The Health Protection Agency documented a reduction in susceptibility to cefixime, a cephalosporin drug, by 10% since 2010. Gonorrhea, a sexually transmitted disease (STD) caused by the Neisseria gonorrhoeae bacterium, is the second most common bacterial sexually transmitted disease in the UK.
Gonorrhea developed resistance to penicillin and tetracycline in the 1980s in the United States. Since then, the Centers for Disease Control and Prevention (CDC) has recommended cephalosporin drugs with either doxycycline or azithromycin as treatment.
This summer, an international team of scientists discovered a strain of gonorrhea from Japan (named H041) that is resistant to all known antibiotics. One of the scientists from the team, Dr. Magnus Unemo, called the finding simultaneously predictable and alarming. Predictable because gonorrhea is a bacterial disease and bacteria evolve and develop resistance to antibiotics over time. For example, of great concern to the public health and medical world is the development of multidrug resistant tuberculosis (MDR-TB). Previously a problem limited to certain countries in Africa, Eastern Europe and parts of Asia, cases of active MDR-TB were recently discovered in an impoverished Paris suburb, forcing the world to recognize the influence of social and economic factors on infectious disease, as well as the seriousness of the potential for these superbugs to spread.
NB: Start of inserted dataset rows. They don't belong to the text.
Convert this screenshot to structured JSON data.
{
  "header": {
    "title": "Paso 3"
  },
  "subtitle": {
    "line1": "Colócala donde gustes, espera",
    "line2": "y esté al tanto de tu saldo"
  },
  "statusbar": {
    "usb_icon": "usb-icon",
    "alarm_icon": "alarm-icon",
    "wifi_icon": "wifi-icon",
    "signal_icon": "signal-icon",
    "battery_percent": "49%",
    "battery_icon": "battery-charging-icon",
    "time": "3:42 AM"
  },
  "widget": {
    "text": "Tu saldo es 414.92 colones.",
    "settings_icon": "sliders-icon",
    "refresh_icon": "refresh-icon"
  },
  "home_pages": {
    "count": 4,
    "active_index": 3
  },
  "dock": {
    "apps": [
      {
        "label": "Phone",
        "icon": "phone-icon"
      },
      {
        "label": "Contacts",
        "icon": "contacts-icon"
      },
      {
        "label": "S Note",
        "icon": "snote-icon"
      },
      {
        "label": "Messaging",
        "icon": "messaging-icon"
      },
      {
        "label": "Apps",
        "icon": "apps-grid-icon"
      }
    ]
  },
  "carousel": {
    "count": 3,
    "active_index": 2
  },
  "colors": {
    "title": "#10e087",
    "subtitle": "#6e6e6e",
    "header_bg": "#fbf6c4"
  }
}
Yet, this discovery is also alarming because of the prevalence of this STD. As stated, gonorrhea is the second most common bacterial STD in the UK. The CDC reports approximately 700,000 new infections a year in the United States alone. Further, untreated gonorrhea can have serious health affects. Gonorrhea is a common cause of pelvic inflammatory disease (PID) in women. Pelvic inflammatory disease damages a woman’s fallopian tubes, which can cause pregnancy complications and increase the risk of infertility. Men with untreated gonorrhea are also at risk of infertility as gonorrhea can cause epididymitis, a condition affecting the ducts attached to the testicles.
The real problem with bacterial evolution is that if new antibiotics are not found, gonorrhea could become untreatable.